Magnetic and thermoelectric properties of Fe$_{\mathrm{3-x}}$Co$_{\mathrm{x}}$O$_{4}$ thin films and CoFe$_{2}$O$_{4}$/Fe$_{3}$O$_{4}$ superlattices

Microcrystalline ferrites are used as a medium for the magnetic recording and storage of information. Magnetite, Fe$_{3}$O$_{4}$, is a ferrimagnet with a cubic inverse spinel structure and exhibits a metal-insulator, Verwey, transition at about 120 K. It is predicted to possess as half-metallic nature, $\sim $ 100{\%} spin polarization, and high T$_{\mathrm{C}}$ (850 K). Cobalt ferrite, Co$_{3}$O$_{4}$, is one of the most important members of the ferrite family, which is characterized by its high H$_{\mathrm{C}}$, moderate magnetization and very high magnetocrystalline anisotropy. Here we report on the magnetic and thermoelectric properties of Fe$_{\mathrm{3-x}}$Co$_{\mathrm{x}}$O$_{4}$ (x $=$ 0 to 1) thin films and CoFe$_{2}$O$_{4}$/Fe$_{3}$O$_{4}$ superlattices grown on MgO (100) by MBE. XRD and RHEED patterns confirmed the inverse spinel structure of the Fe$_{3}$O$_{4}$ films. Magnetic properties of the Fe$_{\mathrm{3-x}}$Co$_{\mathrm{x}}$O$_{4}$ films are markedly sensitive to the Co content.

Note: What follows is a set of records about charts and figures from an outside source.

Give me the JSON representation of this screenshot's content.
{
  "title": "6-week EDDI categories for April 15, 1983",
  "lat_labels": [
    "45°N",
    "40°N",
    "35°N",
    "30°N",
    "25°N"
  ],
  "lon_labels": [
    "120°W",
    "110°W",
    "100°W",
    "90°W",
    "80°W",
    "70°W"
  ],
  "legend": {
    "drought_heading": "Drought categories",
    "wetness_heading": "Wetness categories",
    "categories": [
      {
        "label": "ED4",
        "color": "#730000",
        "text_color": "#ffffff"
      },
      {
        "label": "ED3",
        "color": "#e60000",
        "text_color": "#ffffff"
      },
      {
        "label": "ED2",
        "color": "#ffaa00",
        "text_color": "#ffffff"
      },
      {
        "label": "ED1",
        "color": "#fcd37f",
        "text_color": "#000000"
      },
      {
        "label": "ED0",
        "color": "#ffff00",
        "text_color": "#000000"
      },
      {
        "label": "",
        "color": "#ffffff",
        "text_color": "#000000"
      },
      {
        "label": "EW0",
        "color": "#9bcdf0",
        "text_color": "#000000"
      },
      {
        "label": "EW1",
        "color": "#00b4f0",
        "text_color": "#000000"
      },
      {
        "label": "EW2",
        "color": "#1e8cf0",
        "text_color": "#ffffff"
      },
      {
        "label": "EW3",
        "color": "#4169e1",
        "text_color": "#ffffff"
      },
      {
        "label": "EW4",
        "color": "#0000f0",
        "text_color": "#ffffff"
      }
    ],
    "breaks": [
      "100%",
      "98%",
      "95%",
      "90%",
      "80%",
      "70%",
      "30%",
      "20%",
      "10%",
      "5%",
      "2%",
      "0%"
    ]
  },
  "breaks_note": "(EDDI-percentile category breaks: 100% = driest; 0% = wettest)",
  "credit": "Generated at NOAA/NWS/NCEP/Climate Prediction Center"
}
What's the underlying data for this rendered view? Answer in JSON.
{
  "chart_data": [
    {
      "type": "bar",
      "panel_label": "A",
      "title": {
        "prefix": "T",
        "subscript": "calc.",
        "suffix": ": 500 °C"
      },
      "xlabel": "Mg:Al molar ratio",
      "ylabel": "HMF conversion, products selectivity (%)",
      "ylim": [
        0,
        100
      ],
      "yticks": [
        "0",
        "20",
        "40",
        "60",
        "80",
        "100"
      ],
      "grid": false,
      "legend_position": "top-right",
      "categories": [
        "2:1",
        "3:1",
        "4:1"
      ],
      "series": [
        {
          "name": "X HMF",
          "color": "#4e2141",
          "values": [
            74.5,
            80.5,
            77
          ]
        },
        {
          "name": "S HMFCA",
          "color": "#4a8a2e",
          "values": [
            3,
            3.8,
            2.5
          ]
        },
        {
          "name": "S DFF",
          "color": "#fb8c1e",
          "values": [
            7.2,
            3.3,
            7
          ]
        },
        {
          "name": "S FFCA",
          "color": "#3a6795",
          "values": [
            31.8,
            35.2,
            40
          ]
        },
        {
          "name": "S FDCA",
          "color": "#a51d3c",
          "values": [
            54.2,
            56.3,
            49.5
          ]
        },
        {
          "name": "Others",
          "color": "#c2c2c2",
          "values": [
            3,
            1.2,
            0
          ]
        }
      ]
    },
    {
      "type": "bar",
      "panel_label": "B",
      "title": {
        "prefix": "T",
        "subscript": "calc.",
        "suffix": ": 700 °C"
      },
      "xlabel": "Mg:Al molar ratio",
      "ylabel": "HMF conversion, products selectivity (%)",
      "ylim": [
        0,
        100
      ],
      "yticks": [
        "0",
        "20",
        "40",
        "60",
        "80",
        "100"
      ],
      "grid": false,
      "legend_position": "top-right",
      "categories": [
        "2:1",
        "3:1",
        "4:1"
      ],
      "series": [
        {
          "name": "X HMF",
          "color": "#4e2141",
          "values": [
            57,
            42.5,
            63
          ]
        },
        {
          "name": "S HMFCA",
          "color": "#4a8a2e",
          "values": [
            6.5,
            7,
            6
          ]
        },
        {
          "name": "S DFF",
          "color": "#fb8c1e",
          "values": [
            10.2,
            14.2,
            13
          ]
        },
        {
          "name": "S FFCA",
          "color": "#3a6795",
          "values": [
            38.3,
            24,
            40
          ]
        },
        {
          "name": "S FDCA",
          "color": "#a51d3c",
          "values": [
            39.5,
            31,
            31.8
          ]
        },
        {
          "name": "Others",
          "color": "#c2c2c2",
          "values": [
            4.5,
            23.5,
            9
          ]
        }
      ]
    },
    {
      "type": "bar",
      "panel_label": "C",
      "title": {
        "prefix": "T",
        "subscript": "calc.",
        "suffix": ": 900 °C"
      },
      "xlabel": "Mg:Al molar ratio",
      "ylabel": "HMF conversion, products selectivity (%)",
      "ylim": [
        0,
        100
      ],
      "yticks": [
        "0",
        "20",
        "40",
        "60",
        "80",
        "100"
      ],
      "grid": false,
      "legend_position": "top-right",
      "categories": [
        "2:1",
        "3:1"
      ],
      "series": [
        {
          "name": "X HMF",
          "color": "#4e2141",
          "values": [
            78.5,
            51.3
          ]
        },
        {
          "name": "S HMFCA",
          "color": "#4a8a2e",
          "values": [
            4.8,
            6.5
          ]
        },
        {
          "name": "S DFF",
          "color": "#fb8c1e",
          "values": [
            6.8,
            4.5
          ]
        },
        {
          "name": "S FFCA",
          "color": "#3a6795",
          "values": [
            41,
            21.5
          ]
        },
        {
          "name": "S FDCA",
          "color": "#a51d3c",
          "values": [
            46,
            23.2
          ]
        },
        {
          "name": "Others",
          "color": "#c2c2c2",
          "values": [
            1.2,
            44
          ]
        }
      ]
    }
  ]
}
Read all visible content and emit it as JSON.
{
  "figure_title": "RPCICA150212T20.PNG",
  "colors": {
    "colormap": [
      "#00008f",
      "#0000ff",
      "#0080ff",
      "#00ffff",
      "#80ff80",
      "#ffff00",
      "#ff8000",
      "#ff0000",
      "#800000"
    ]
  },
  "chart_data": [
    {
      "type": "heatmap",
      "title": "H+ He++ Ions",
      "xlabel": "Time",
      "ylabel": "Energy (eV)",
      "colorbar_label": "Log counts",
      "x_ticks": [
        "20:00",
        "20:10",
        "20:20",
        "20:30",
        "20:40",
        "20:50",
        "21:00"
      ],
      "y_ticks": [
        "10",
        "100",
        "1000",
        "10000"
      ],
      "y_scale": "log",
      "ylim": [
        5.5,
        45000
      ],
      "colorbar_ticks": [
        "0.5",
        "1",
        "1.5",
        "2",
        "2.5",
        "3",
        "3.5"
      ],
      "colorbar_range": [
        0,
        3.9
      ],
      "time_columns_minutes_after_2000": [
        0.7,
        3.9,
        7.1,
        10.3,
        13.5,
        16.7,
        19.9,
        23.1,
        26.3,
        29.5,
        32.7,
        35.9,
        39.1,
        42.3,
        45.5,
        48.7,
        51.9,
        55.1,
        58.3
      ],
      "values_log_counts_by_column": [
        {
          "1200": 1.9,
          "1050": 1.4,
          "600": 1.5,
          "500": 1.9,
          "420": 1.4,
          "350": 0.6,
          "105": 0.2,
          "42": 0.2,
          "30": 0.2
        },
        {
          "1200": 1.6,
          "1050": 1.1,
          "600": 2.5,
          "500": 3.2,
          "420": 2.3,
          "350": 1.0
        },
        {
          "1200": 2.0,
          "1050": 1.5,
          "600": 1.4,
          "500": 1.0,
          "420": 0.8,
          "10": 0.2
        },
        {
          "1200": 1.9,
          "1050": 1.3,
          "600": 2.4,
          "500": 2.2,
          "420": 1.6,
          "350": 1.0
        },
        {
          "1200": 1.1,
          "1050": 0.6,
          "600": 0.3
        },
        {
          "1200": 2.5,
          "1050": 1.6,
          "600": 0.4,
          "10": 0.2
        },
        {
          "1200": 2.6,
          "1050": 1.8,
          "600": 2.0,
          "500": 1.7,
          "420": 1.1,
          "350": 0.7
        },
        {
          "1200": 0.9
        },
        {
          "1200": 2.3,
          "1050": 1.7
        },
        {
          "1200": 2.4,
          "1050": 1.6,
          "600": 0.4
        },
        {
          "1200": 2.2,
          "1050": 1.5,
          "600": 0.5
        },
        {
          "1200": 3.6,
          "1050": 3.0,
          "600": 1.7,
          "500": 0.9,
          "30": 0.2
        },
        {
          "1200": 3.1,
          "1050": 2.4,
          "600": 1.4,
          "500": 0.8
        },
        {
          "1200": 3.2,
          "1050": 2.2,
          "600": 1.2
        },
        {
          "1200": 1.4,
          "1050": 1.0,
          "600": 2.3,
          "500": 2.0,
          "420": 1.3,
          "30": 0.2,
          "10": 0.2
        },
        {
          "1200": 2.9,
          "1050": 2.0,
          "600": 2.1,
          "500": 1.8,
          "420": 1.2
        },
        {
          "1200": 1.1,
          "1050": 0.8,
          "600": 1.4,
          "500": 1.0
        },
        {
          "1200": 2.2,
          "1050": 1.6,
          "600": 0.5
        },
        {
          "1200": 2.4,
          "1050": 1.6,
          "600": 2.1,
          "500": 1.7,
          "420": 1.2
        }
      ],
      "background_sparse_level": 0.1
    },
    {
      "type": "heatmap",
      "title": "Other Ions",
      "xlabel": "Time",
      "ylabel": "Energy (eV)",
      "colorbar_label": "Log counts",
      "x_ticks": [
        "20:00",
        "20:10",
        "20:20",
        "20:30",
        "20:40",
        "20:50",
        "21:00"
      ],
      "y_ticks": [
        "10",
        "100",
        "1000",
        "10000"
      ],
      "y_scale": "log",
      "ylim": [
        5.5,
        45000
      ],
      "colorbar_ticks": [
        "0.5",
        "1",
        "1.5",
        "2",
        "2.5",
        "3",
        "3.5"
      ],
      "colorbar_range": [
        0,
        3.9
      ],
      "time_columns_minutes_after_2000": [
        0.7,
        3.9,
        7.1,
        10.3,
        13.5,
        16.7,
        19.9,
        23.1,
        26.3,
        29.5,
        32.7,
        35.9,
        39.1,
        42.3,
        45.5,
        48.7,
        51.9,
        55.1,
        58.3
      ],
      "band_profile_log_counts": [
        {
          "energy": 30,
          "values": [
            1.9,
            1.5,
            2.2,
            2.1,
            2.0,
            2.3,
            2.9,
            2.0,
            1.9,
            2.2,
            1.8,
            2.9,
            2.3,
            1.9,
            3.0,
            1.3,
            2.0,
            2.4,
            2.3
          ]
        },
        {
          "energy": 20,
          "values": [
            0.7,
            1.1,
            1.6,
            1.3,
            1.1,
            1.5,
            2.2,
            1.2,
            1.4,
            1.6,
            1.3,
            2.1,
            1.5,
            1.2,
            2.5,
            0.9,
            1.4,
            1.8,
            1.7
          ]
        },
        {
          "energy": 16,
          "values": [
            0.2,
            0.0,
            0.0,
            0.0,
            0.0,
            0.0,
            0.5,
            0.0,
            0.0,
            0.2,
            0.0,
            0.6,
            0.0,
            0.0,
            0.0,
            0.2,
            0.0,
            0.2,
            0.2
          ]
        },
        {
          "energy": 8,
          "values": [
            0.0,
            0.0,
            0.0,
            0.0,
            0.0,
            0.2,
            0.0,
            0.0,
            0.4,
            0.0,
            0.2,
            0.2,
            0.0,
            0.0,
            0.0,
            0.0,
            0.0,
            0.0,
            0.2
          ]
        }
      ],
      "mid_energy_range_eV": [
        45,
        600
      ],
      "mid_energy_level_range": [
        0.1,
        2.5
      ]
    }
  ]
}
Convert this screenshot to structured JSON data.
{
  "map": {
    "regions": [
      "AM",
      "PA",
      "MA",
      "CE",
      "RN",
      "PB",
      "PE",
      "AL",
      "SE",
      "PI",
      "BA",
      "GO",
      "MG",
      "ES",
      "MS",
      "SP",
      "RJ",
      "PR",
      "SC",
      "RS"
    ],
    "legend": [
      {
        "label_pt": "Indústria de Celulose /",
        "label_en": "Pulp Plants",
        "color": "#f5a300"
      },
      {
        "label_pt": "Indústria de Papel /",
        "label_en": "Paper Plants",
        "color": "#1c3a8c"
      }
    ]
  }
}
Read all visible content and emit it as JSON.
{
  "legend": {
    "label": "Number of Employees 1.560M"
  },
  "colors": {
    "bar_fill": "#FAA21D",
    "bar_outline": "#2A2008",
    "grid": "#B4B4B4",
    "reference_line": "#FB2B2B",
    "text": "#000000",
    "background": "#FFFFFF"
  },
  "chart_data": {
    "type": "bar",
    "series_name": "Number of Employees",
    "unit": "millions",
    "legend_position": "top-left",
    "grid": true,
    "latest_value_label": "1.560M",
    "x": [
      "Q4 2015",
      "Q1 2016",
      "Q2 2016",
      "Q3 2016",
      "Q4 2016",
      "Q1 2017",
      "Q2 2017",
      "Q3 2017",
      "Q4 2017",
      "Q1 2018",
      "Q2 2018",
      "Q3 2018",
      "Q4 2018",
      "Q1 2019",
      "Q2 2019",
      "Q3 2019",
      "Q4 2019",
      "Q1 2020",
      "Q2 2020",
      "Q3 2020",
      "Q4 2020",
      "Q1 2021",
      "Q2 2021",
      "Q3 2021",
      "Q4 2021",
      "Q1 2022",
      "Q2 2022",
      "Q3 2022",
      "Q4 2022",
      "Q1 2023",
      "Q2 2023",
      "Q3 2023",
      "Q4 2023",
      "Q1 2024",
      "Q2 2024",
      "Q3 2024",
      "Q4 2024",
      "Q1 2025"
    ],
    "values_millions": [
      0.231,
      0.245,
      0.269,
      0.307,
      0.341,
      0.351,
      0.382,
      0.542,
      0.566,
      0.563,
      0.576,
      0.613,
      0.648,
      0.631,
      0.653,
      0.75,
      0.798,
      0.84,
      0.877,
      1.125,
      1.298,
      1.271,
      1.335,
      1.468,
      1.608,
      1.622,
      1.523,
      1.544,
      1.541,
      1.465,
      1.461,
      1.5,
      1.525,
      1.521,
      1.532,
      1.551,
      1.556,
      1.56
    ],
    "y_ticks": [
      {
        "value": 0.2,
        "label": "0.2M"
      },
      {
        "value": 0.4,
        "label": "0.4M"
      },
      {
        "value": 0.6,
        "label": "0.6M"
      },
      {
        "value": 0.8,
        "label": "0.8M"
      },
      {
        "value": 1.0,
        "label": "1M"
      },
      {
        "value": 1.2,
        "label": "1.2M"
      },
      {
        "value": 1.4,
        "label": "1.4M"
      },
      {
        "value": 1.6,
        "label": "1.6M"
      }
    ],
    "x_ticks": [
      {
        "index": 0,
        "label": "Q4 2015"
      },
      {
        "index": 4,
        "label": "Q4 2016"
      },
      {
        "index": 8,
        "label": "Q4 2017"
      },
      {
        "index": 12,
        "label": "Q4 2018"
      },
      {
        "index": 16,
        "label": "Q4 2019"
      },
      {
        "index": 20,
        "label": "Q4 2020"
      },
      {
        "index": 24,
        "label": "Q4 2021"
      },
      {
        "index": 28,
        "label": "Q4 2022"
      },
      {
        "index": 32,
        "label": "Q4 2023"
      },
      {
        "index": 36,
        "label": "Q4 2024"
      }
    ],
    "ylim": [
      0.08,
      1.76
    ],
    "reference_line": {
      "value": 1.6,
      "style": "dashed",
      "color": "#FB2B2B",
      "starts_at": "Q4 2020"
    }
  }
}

The Verwey transition was disappeared in Co-doped films. A negative MR curve with butterfly shape was observed with low Co content but disappeared for the samples with x $=$ 0.8 and 1. Seebeck coefficients increased with Co concentration; -70 $\mu $V/K for x$=$0 and -220 $\mu $V/K for x$=$1. We will also discuss on the relationship between magnetic and thermoelectric characteristics in CoFe$_{2}$O$_{4}$/Fe$_{3}$O$_{4}$ superlattices with the modulations of 5, 10, and 20 nm.